I went through this horrendous phase of forgetfulness a few days ago. One day, I called some friends over for tea. And conveniently coerced my husband into taking me to a mall for some shopping. He had no idea that I had "not" cancelled the invitation. And horror of horrors, they turned up home on time too! I feel terrible about the incident even today. Thank god these friends are close friends and know me well enough to take my trip about it often enough without malice or hurt! Another day, a friend, her husband and infant daughter were in the hall. I had just taken a quick shower and stepped out without my pants (HORROR!!!) Thank god it was breezy and I wondered why it was droughty around my knees and looked down just in time to rectify my blunder. Would have gone into hibernation for years had I walked out. The worst incident happened last week, when I forgot to cook for Button. I just forgot. Poor chappie had to do with Nestum and Cerelac the whole day. Short Term Memory Loss a la Ghajini, anyone?

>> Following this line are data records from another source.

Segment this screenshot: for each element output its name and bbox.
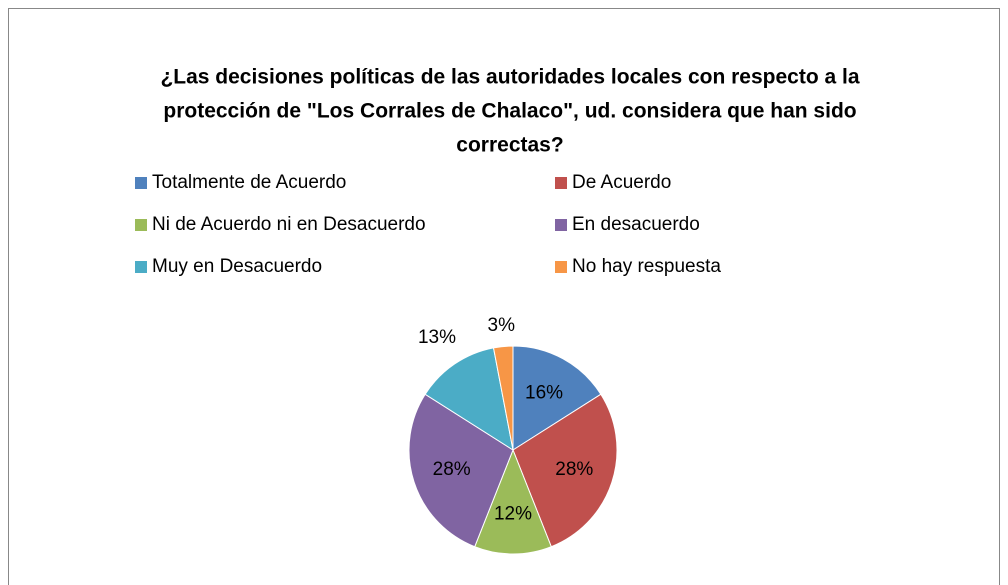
legend-swatch: [135, 219, 147, 231]
chart-title: protección de "Los Corrales de Chalaco",…: [163, 100, 856, 123]
pie-slice: [512, 345, 602, 451]
chart-title: correctas?: [456, 134, 563, 157]
legend-label: Ni de Acuerdo ni en Desacuerdo: [152, 214, 426, 235]
pie-slice: [512, 393, 618, 548]
legend-label: No hay respuesta: [572, 256, 721, 277]
data-label: 16%: [525, 383, 563, 404]
pie-slice: [492, 345, 514, 451]
legend-label: Muy en Desacuerdo: [152, 256, 322, 277]
data-label: 28%: [555, 459, 593, 480]
pie-slice: [424, 347, 514, 452]
legend-label: En desacuerdo: [572, 214, 700, 235]
legend-swatch: [135, 261, 147, 273]
pie-slice: [474, 448, 552, 555]
legend-swatch: [555, 177, 567, 189]
legend-swatch: [555, 219, 567, 231]
legend-swatch: [135, 177, 147, 189]
pie-slice: [408, 393, 514, 548]
legend-label: Totalmente de Acuerdo: [152, 172, 346, 193]
data-label: 13%: [418, 327, 456, 348]
legend-label: De Acuerdo: [572, 172, 671, 193]
data-label: 3%: [488, 315, 516, 336]
chart-title: ¿Las decisiones políticas de las autorid…: [160, 66, 859, 89]
legend-swatch: [555, 261, 567, 273]
data-label: 28%: [433, 459, 471, 480]
data-label: 12%: [494, 503, 532, 524]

My building is undergoing a massive renovation now. All windows except the one shall be boarded up soon and we shall live in stifling heat and dust while the exteriors are recoated with waterproof plaster. Just as the work started, Button came down with a massive fever. Whenever I read blogposts talking about how stressed mommies were when their li'l uns were sick, I would tell myself that I would be strong and courageous and practical and not worry at all whenever Button fell sick. Ah! how the mighty fall :) Button is unwell now, and people around me are sick of my fussing around him. Am getting over the Florence Nightingale phase, but it tugs my heart to see the little baby burning up and not able to eat or be too active. Get well soon Button. I promise to endure your tantrums and naughty deeds.
Thank god for moms. My mom is here for a week-long visit and had she not been there, my husband would've definitely checked himself into an asylum. She manages to keep peace in the house despite my constant questions such as - "oh, isn't he hot?" or "Should I wrap another blanket around him?" or "His temperature was 100 deg a minute ago, should I check again?" What is scary is the thought that one day I shall be the mom who brings sanity to Button's house. Will I ever be able to don the mantle of a calm, composed mom?? I doubt!
The next few weeks should be super fun with the IPL and the elections. As NDTV calls it, its time for the Great Indian Tamasha. On another note, I recommend 'The Reader' and 'Vicky, Christina, Barcelona'. Happy Holi everyone.